Astros manager Bo Porter allowed Keuchel to go out for the sixth inning, but he would only face one batter before being pulled for Harrell after just 80 pitches.
"I thought Dallas did a great job," Porter said. "After the stressful fifth and the guys they had coming up, I just felt like their at-bats were improving, and it was time to get Lucas in the game."
Keuchel said he could have continued.
"I would have liked to [continue]," Keuchel said. "That's just my mentality. I thought I deserved it. But it's [Porter's] decision, so it is what it is."
Scott got the game-winning hit off Harrell after Wil Myers put himself in scoring position with a single and a stolen base. After the game, Porter defended the pitching change.
"We put Harrell down in the bullpen with the notion that we're going to continue to make sure he's built up with the possibility of going back in the rotation," Porter said. "And I saw that as an opportunity for him to not only get in the game at a good point in their lineup, facing two of their better righties, but also an opportunity to give us extended innings through the rest of the game."
Harrell took the loss and fell to 5-10 after going 1 2/3 innings, giving up a run, two hits and two walks. It was his second relief appearance after being pulled from the rotation.
"When you're called on, you have to go up there and get people out," Harrell said. "It doesn't matter what the situation is, you have to go out there and make the right pitches."
The Astros jumped on Rays starter Roberto Hernandez in the first inning. Carlos Pena, leading off for the first time all season, singled to open the game, but was forced out at second on a Jose Altuve grounder.
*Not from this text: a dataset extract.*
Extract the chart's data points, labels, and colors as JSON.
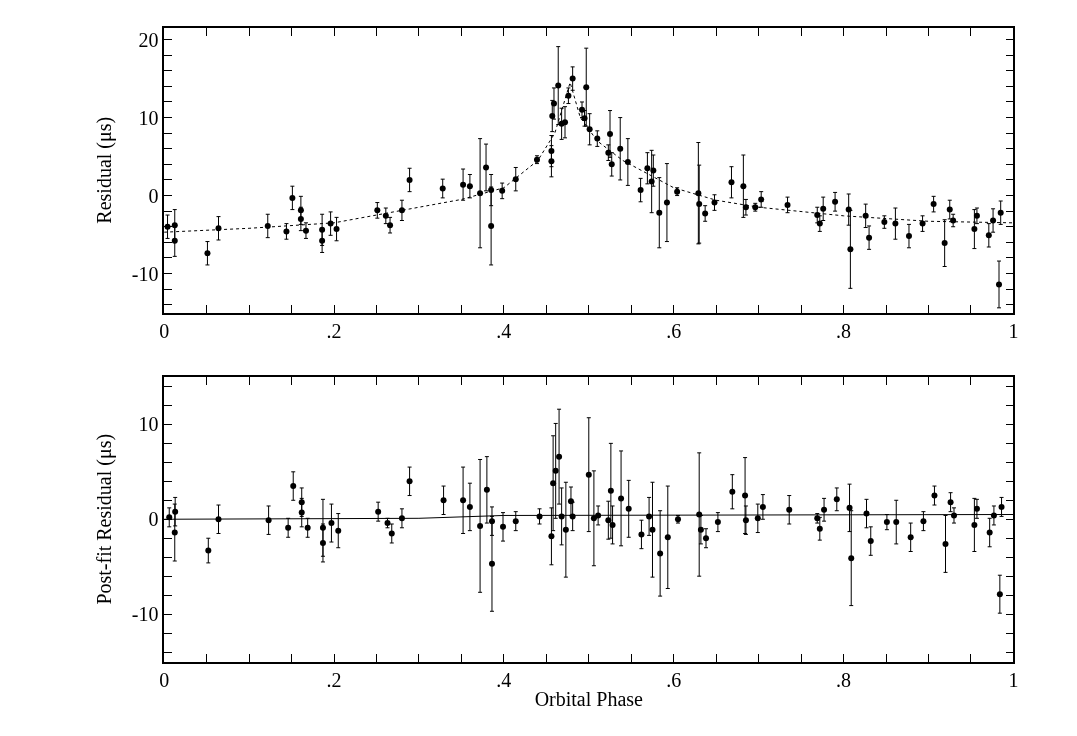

Altuve advanced to third on Jason Castro's double and scored on an RBI groundout by J.D. Martinez. Brett Wallace made game 3-0 with a 381-foot shot to right field, and for the second game in a row, the Astros had an early lead. However, Hernandez (5-10) would settle down and keep the Astros off the board for the remainder of his outing. He went six innings, giving up three earned runs on six hits and striking out six on 93 pitches to earn the win.
"Obviously, [Hernandez] got better, and I thought his last inning might have been his best," said Maddon. "His fastball actually got better. He was just assertive, and he did not want to come out of the game."
The Rays bullpen was solid, as Jake McGee, Joel Peralta and Fernando Rodney combined for three innings of no-hit ball and four strikeouts. Rodney picked up his 22nd save of the year.
Astros outfielder Justin Maxwell, who returned to the starting lineup for the first time since June 25, hit a two-out double in the first inning, but struck out in his other two plate appearances. The Astros struck out 10 times total and did not have a runner advance past first base after the first inning.